Search code examples
pandasapache-sparkdatabricksetldelta-lake

Unreasonable memory consumption for delta lake on pandas


I am working on Databricks using Delta Lake.

I have a dataset that is approx 1.9GB in size (parquet format). I am trying to convert this dataset to a Delta Table and I was able to successfully create such table with spark without any problems.

This dataset is used in a pretty standard ETL pipeline.

However, in my specific use case (due to some legacy code that works only in pandas), some processing requires pandas, so what I was willing to do is to cast my delta table from spark to pandas using my_pandas_df = my_delta_table.select("*").toPandas().

The code works fine, but I noticed an unreasonable consumption of memory because of this command.

If I read the original parquet dataset with pandas.read_parquet() I have this memory footprint on my databricks cluster: Pandas read parquet memory footprint

However, if I read the Delta Table with Spark and then cast it to pandas, I obtain this very different memory footprint: Delta table memory footprint

As you might notice, the memory consumption is MUCH higher for the same identical dataset. Considering that Delta is using parquet files under the hood, I can't understand why there is such a huge difference in memory consumption for the same identical data.

Any ideas?


Solution

  • In the end I solved the problem by relying of the delta-rs library for python.

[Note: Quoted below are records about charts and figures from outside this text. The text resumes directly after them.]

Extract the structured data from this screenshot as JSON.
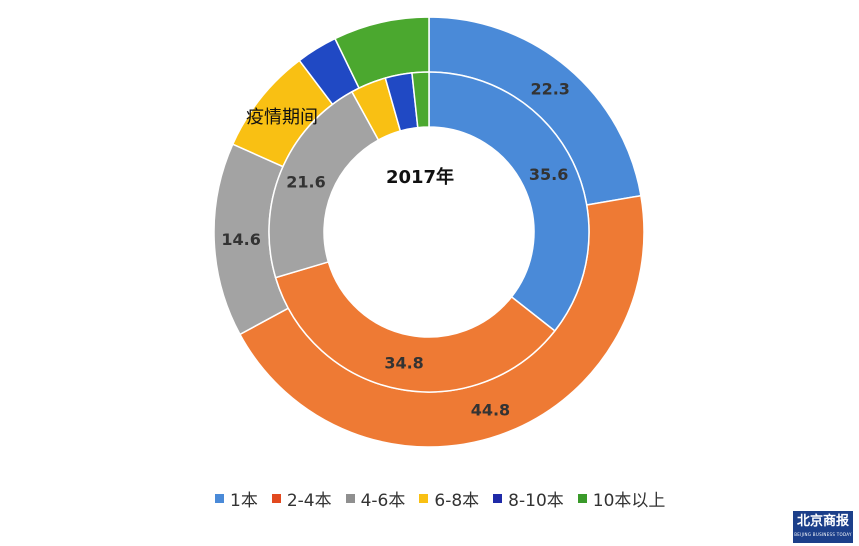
{
  "chart_data": {
    "type": "donut",
    "categories": [
      "1本",
      "2-4本",
      "4-6本",
      "6-8本",
      "8-10本",
      "10本以上"
    ],
    "colors": [
      "#4a8ad8",
      "#ee7a34",
      "#a3a3a3",
      "#f9c013",
      "#2049c4",
      "#4ba82f"
    ],
    "series": [
      {
        "name": "2017年",
        "ring": "inner",
        "values": [
          35.6,
          34.8,
          21.6,
          3.6,
          2.7,
          1.7
        ]
      },
      {
        "name": "疫情期间",
        "ring": "outer",
        "values": [
          22.3,
          44.8,
          14.6,
          8.0,
          3.1,
          7.2
        ]
      }
    ],
    "data_labels": {
      "inner": [
        "35.6",
        "34.8",
        "21.6",
        "",
        "",
        ""
      ],
      "outer": [
        "22.3",
        "44.8",
        "14.6",
        "",
        "",
        ""
      ]
    },
    "legend_position": "bottom"
  },
  "legend": {
    "items": [
      {
        "label": "1本",
        "color": "#4a8ad8"
      },
      {
        "label": "2-4本",
        "color": "#e2491f"
      },
      {
        "label": "4-6本",
        "color": "#8f8f8f"
      },
      {
        "label": "6-8本",
        "color": "#f9c013"
      },
      {
        "label": "8-10本",
        "color": "#1f2aa8"
      },
      {
        "label": "10本以上",
        "color": "#3a9a2a"
      }
    ]
  },
  "watermark": {
    "text": "北京商报",
    "subtext": "BEIJING BUSINESS TODAY"
  }
}
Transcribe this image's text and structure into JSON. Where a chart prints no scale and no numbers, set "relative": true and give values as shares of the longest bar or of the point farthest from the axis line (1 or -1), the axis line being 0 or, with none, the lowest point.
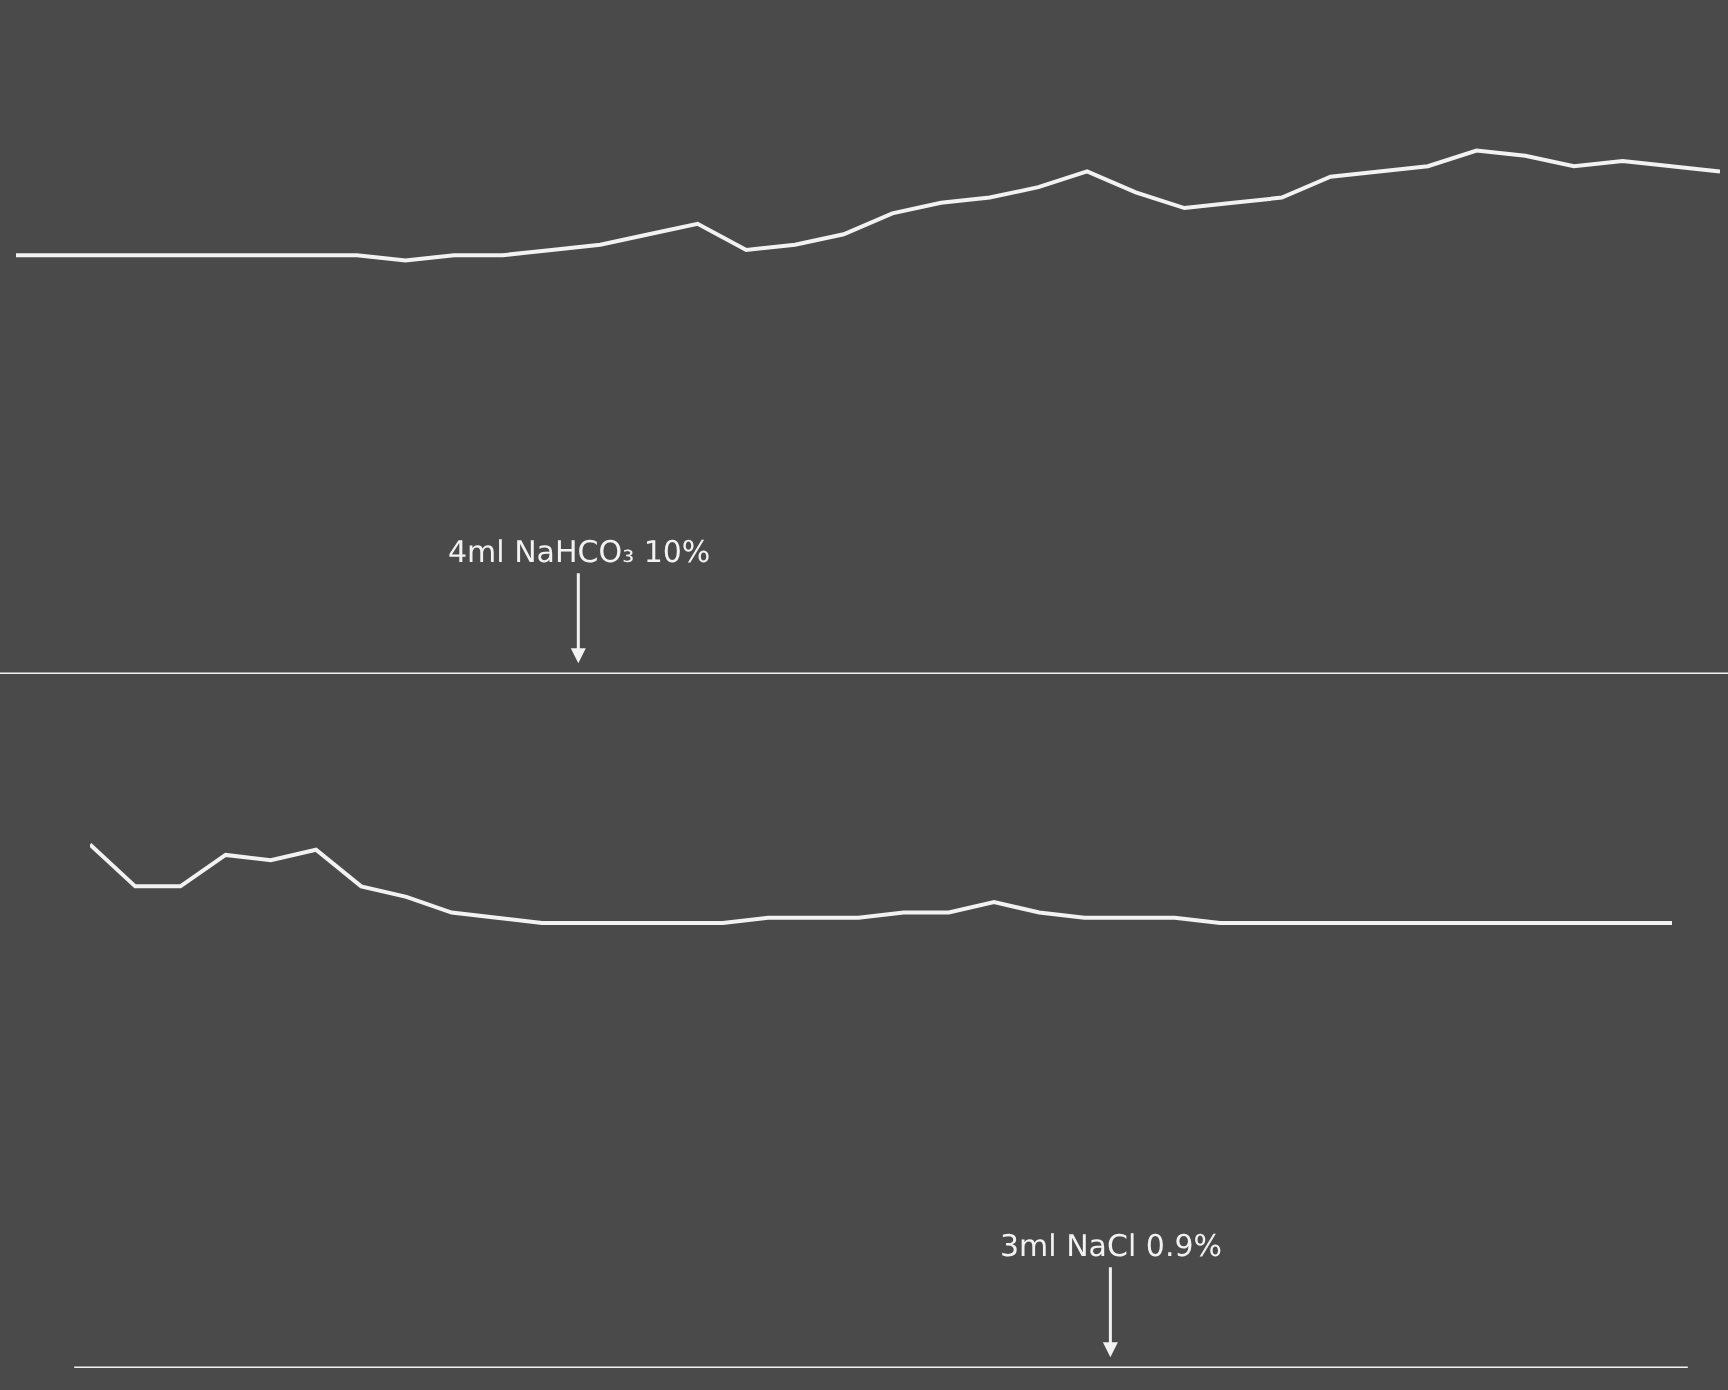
{
  "chart_data": [
    {
      "type": "line",
      "relative": true,
      "color": "#f2f2f2",
      "annotations": [
        "4ml NaHCO₃ 10%"
      ],
      "categories": [
        null,
        null,
        null,
        null,
        null,
        null,
        null,
        null,
        null,
        null,
        null,
        null,
        null,
        null,
        null,
        null,
        null,
        null,
        null,
        null,
        null,
        null,
        null,
        null,
        null,
        null,
        null,
        null,
        null,
        null,
        null,
        null,
        null,
        null,
        null,
        null
      ],
      "values": [
        0.8,
        0.8,
        0.8,
        0.8,
        0.8,
        0.8,
        0.8,
        0.8,
        0.79,
        0.8,
        0.8,
        0.81,
        0.82,
        0.84,
        0.86,
        0.81,
        0.82,
        0.84,
        0.88,
        0.9,
        0.91,
        0.93,
        0.96,
        0.92,
        0.89,
        0.9,
        0.91,
        0.95,
        0.96,
        0.97,
        1.0,
        0.99,
        0.97,
        0.98,
        0.97,
        0.96
      ]
    },
    {
      "type": "line",
      "relative": true,
      "color": "#f2f2f2",
      "annotations": [
        "3ml NaCl 0.9%"
      ],
      "categories": [
        null,
        null,
        null,
        null,
        null,
        null,
        null,
        null,
        null,
        null,
        null,
        null,
        null,
        null,
        null,
        null,
        null,
        null,
        null,
        null,
        null,
        null,
        null,
        null,
        null,
        null,
        null,
        null,
        null,
        null,
        null,
        null,
        null,
        null,
        null,
        null
      ],
      "values": [
        1.0,
        0.92,
        0.92,
        0.98,
        0.97,
        0.99,
        0.92,
        0.9,
        0.87,
        0.86,
        0.85,
        0.85,
        0.85,
        0.85,
        0.85,
        0.86,
        0.86,
        0.86,
        0.87,
        0.87,
        0.89,
        0.87,
        0.86,
        0.86,
        0.86,
        0.85,
        0.85,
        0.85,
        0.85,
        0.85,
        0.85,
        0.85,
        0.85,
        0.85,
        0.85,
        0.85
      ]
    }
  ]
}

    I ran the following code:

    !pip install deltalake # Just to report which library I installed and how
    
    from deltalake import DeltaTable
    
    dt = DeltaTable("path_to_my_table/")
    pandas_table = dt.to_pandas()
    

    This way I was able to cast a delta table to pandas without having memory leakage and in a reasonable time (8millions rows x 400 columns loaded in 5 minutes).

    NB: Be extra careful about partitioning in your underlying parquet files in the Delta table. It highly impacts the performance of the reading!